Here's the scientific reason behind why some people hate coriander

Must See 15/11/2019

Whether you're a lover or a hater, coriander really is one of those foods that people feel very strongly about. But it turns out there is actually a scientific reason behind why some people despise the herb.

If you love coriander or are indifferent to it, you probably can't understand why on earth some of your friends and family insist it tastes like soap. But there is a huge population of people around the globe that can't stand it. 

Even the one and only Stephen Fry is one of the self-confessed coriander haters:

Apologies on behalf of this store for the strong language, but they clearly have some strong feelings towards the leafy herb. 

So what are the actual stats? According to a study conducted by a large genetic testing company, 26% of people with European ancestry disliked the herb, while only 12% of people with Asian ancestry did. According to another study, only 3% of Middle Eastern people disliked the herb. 

The reason behind the strong feelings towards coriander is apparently in our genetics. When comparing DNA of coriander haters to coriander lovers, researchers found a genetic variation thought to be associated with those who think it tastes like soap. 

"Cilantro’s aromatic qualities primarily depend on a group of compounds known as aldehydes. One type of aldehyde has been described as being ‘fruity’ and ‘green’ and another type as being ‘soapy’ and ‘pungent’," said the report, with cilantro being an alternative name for coriander. 

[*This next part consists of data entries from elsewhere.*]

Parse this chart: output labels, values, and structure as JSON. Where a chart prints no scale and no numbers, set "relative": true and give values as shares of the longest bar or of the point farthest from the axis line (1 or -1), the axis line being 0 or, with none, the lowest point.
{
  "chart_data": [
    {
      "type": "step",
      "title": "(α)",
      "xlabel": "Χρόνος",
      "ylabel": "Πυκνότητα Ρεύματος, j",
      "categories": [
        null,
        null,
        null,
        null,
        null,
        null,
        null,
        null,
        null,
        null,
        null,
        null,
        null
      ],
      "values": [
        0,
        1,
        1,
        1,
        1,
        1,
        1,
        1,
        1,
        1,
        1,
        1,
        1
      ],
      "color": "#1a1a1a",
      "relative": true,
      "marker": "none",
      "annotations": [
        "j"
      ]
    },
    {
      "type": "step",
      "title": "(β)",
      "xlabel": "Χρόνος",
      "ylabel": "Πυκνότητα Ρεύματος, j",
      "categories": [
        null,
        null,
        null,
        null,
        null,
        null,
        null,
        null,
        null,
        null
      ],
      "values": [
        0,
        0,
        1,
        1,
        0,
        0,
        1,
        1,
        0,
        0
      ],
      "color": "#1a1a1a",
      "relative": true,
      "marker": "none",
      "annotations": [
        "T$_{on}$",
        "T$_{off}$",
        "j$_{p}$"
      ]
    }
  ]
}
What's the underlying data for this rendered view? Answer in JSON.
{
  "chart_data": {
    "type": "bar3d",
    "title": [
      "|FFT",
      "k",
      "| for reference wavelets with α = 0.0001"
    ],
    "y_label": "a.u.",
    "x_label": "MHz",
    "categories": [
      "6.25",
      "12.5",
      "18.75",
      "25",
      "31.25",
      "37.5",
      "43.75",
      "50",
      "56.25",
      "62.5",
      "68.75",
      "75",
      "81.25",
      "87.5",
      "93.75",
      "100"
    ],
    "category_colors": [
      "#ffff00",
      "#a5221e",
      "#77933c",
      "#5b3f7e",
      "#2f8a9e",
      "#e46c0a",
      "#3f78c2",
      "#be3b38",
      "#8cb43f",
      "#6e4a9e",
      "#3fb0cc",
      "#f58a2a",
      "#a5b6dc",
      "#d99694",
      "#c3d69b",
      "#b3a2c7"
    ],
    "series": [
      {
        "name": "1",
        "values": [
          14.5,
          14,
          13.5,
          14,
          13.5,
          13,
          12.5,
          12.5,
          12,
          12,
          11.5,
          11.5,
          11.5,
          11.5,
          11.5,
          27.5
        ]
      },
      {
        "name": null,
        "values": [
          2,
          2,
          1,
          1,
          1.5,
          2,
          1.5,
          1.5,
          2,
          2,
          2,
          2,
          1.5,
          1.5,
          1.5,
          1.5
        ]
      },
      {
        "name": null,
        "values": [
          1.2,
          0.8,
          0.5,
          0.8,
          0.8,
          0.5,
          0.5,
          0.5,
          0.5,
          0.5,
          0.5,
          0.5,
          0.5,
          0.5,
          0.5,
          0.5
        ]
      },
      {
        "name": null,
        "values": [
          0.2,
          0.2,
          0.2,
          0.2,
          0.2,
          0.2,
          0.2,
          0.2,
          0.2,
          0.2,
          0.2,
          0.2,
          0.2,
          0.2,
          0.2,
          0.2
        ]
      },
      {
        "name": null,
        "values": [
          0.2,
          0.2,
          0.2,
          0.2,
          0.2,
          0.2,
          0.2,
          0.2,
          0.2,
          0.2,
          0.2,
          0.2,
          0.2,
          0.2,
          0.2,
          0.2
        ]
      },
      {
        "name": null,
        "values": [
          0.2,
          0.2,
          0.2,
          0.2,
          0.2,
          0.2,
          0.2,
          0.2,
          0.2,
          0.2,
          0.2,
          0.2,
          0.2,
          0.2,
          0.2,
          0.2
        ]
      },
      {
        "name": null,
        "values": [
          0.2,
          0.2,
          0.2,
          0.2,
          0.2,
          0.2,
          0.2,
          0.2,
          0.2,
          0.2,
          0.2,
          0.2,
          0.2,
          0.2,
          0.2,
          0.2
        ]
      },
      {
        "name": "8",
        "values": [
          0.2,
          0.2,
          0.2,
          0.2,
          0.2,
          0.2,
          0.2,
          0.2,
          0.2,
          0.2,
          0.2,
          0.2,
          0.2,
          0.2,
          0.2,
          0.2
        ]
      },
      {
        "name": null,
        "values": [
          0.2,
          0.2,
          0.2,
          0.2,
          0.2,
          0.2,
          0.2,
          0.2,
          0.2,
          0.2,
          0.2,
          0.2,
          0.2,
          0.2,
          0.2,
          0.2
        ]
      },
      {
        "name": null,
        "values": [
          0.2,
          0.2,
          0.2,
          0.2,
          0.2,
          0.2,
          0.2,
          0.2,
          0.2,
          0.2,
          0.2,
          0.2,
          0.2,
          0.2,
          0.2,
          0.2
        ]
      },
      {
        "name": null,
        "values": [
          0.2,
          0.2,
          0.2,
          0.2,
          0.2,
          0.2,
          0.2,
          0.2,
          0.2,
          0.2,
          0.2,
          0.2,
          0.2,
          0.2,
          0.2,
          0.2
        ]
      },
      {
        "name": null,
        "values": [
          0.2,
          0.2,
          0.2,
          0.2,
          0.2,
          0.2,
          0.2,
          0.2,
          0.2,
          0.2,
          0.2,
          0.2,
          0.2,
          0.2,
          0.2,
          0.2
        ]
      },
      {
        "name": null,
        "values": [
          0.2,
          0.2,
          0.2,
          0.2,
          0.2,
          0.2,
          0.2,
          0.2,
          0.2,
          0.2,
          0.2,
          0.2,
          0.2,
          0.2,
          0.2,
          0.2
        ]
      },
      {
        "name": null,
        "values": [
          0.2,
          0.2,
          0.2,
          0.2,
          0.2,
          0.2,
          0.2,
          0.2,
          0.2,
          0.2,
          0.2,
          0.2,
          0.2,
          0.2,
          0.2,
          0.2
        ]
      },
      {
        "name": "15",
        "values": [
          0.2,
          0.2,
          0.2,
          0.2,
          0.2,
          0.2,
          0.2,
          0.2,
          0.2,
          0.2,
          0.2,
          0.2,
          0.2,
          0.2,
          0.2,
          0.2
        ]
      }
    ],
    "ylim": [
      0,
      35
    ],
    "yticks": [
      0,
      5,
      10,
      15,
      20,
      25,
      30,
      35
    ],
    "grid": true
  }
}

"One of the eight genes near the SNP we identified codes for a receptor called OR6A2, which is known to detect aldehydes such as those found in cilantro."

This receptor gene causes the olfactory substances in the plant to bind in a stronger manner to the receptors, and is more common in women and people of European descent. 

Professor Russell Keast, who specialises in sensory food science at Deakin University's School of Exercise and Nutrition Sciences, backs this claim up, putting our love/hate relationship with the herb down to our genetics.

The professor explained we have "smell receptors in our nose that are responsible for identifying volatile compounds in the atmosphere, including volatile compounds released from potential foods,"

It's these smell receptors which determine what we taste when we eat coriander. However, they are "highly variable" between people, so individual perceptions of the herb can differ greatly.